O neto Gomes defende as virtudes do guaraná familiar mais para homenagear o avô do que por interesse pecuniário. Depois da morte do velho Jesus, os filhos se desfizeram da fábrica. Alguns tinham planos de sair do Maranhão, outros não se interessavam pelo ramo. Gomes passou nove meses nos Estados Unidos, e em seguida se mudou para São Paulo. “Fui maranhense e voltei paulistano, mas nunca rompi de verdade. Isso é motivo de análise até hoje”, diverte-se.
Durante algum tempo, Fábio Gomes se dedicou à publicidade. Uma de suas contas foi precisamente a do Guaraná Jesus. Concorreu com outras duas agências maranhenses, mas fazer a propaganda do refrigerante do avô era questão de honra, e ele acabou ganhando. Tudo corria bem, quando uma noite de insônia fez com que sua vida desse mais uma pirueta. Naquela madrugada, decidiu que a literatura de José Sarney seria tiro e queda para pegar no sono. Olhou para a estante, desdenhou Marimbondos de fogo, e abriu O dono do mar.

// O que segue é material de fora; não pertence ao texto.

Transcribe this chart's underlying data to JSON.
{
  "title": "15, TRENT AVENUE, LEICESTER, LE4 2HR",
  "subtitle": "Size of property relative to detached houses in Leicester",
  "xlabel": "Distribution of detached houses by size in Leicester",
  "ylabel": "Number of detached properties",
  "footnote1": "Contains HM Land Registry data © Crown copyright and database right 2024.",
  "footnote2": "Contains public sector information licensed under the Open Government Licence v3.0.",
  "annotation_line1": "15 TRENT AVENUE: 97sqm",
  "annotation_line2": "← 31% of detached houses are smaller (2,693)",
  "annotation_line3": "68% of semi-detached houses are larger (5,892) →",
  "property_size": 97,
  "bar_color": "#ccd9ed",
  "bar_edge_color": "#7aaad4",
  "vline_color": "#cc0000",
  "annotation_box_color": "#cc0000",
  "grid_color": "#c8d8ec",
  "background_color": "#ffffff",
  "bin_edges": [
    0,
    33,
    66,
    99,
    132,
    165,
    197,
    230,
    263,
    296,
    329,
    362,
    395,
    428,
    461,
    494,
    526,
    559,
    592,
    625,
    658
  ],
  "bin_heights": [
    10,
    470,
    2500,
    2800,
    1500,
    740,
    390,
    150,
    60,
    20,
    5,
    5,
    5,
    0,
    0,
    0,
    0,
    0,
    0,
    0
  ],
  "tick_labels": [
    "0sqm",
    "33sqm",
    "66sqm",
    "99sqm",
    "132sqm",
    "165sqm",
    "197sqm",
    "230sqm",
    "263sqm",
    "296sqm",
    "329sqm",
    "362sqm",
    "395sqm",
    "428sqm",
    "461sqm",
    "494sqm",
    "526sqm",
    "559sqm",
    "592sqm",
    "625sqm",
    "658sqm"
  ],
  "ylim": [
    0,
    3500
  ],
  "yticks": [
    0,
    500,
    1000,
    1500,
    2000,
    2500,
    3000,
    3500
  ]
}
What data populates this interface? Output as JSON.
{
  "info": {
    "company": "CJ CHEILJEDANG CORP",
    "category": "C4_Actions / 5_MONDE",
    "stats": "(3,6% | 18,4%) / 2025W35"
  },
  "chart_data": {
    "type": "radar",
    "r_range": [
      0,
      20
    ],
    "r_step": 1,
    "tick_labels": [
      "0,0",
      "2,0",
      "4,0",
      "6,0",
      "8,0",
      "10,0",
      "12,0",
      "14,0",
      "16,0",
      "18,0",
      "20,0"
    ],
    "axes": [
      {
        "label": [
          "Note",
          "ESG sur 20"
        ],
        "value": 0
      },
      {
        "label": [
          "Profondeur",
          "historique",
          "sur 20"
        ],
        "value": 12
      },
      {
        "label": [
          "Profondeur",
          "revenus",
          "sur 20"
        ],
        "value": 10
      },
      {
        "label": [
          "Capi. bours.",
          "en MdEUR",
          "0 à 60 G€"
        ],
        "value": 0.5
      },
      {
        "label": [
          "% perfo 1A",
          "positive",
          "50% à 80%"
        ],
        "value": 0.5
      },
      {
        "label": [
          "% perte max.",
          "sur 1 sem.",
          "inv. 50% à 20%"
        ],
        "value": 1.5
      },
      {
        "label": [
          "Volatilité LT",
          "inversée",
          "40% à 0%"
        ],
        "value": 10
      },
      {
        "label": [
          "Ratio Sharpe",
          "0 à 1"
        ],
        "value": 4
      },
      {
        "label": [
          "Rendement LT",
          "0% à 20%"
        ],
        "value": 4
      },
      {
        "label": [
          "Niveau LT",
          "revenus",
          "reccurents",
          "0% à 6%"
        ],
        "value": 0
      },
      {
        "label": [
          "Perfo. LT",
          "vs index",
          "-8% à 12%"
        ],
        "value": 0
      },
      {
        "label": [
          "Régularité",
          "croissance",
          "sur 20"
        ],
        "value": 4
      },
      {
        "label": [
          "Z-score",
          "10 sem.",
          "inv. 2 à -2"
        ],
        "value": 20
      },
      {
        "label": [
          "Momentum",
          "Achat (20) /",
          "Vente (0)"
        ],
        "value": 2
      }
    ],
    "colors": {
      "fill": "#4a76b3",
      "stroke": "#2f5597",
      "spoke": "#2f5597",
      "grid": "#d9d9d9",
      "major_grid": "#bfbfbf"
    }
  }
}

Perdeu o sono de vez, não conseguiu parar de ler. “Passei a noite inteira em cima do livro. Quando terminei, tinha uma idéia fixa na cabeça: transformar o romance em filme.” Gomes havia estudado com Fernando, filho do ex-presidente, e o contato não foi difícil. Difícil foi convencer o autor, que considerou a idéia esdrúxula. Não acreditava que a história incandescente de Cristório e Quertide pudesse ser adaptada para as telas. Não que soubesse bem o que fossem as telas. Sarney não pisava num cinema fazia vinte anos.

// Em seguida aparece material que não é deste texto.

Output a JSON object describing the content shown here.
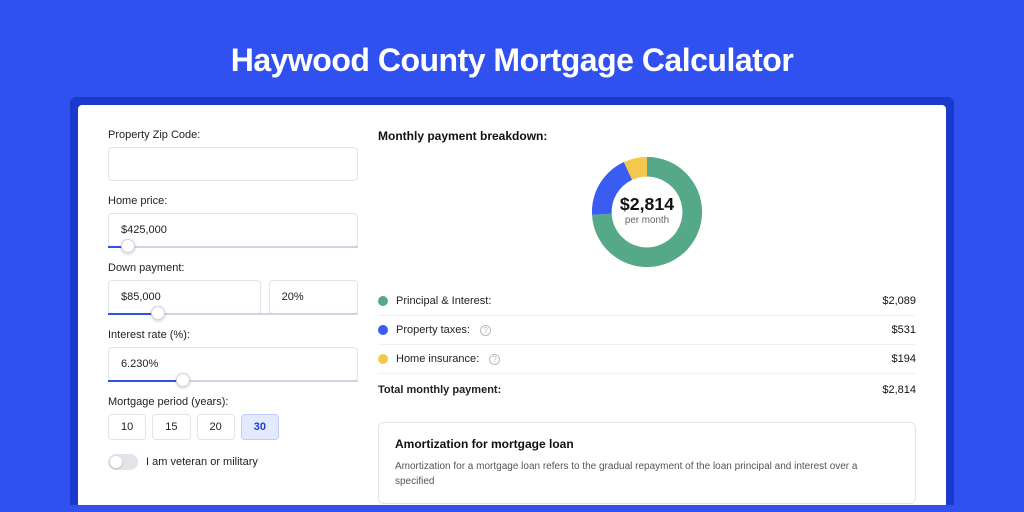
{
  "hero": {
    "title": "Haywood County Mortgage Calculator"
  },
  "form": {
    "zip_label": "Property Zip Code:",
    "zip_value": "",
    "home_price_label": "Home price:",
    "home_price_value": "$425,000",
    "home_price_slider": {
      "fill_pct": 8,
      "thumb_pct": 8
    },
    "dp_label": "Down payment:",
    "dp_amount": "$85,000",
    "dp_pct": "20%",
    "dp_slider": {
      "fill_pct": 20,
      "thumb_pct": 20
    },
    "rate_label": "Interest rate (%):",
    "rate_value": "6.230%",
    "rate_slider": {
      "fill_pct": 30,
      "thumb_pct": 30
    },
    "period_label": "Mortgage period (years):",
    "periods": [
      "10",
      "15",
      "20",
      "30"
    ],
    "period_active": "30",
    "veteran_label": "I am veteran or military"
  },
  "breakdown": {
    "title": "Monthly payment breakdown:",
    "total_value": "$2,814",
    "total_sub": "per month",
    "items": [
      {
        "label": "Principal & Interest:",
        "value": "$2,089",
        "color": "#56a988",
        "info": false
      },
      {
        "label": "Property taxes:",
        "value": "$531",
        "color": "#3a5cf0",
        "info": true
      },
      {
        "label": "Home insurance:",
        "value": "$194",
        "color": "#f2c94c",
        "info": true
      }
    ],
    "total_row": {
      "label": "Total monthly payment:",
      "value": "$2,814"
    },
    "donut": {
      "slices": [
        {
          "color": "#56a988",
          "pct": 74.2
        },
        {
          "color": "#3a5cf0",
          "pct": 18.9
        },
        {
          "color": "#f2c94c",
          "pct": 6.9
        }
      ],
      "size": 118,
      "thickness": 20,
      "bg": "#ffffff"
    }
  },
  "amortization": {
    "title": "Amortization for mortgage loan",
    "text": "Amortization for a mortgage loan refers to the gradual repayment of the loan principal and interest over a specified"
  },
  "colors": {
    "accent": "#3050f0"
  }
}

O jeito foi preparar uma espécie de Mobral cinematográfico para o ex-presidente. Gomes o sentou na frente de uma televisão e deu início ao intensivão. “Comecei com O carteiro e o poeta, para pegar leve. Quando acabou, ele só disse assim: ‘Menino, traga mais'”. Fábio trouxe Cinema Paradiso, A viagem do Capitão Tornado, Ginger & Fred, Blade Runner, a série completa do Indiana Jones. Um atrás do outro, para mostrar as novas possibilidades, os novos recursos. Sarney só se convenceu depois de assistir a Eu tu eles, dirigido por Andrucha Waddington. Achou que brasileiro tinha, finalmente, aprendido a fazer cinema.
O dono do mar deve estrear em breve. Sarney virou cinéfilo. “Agora, quando ele vem a São Paulo, só se hospeda no eixo Paulista-Augusta, para poder ver vários filmes”, diz o neófito cineasta. Não se sabe se Sarney assiste aos filmes com pipoca e guaraná cor-de-rosa trazido da terra natal.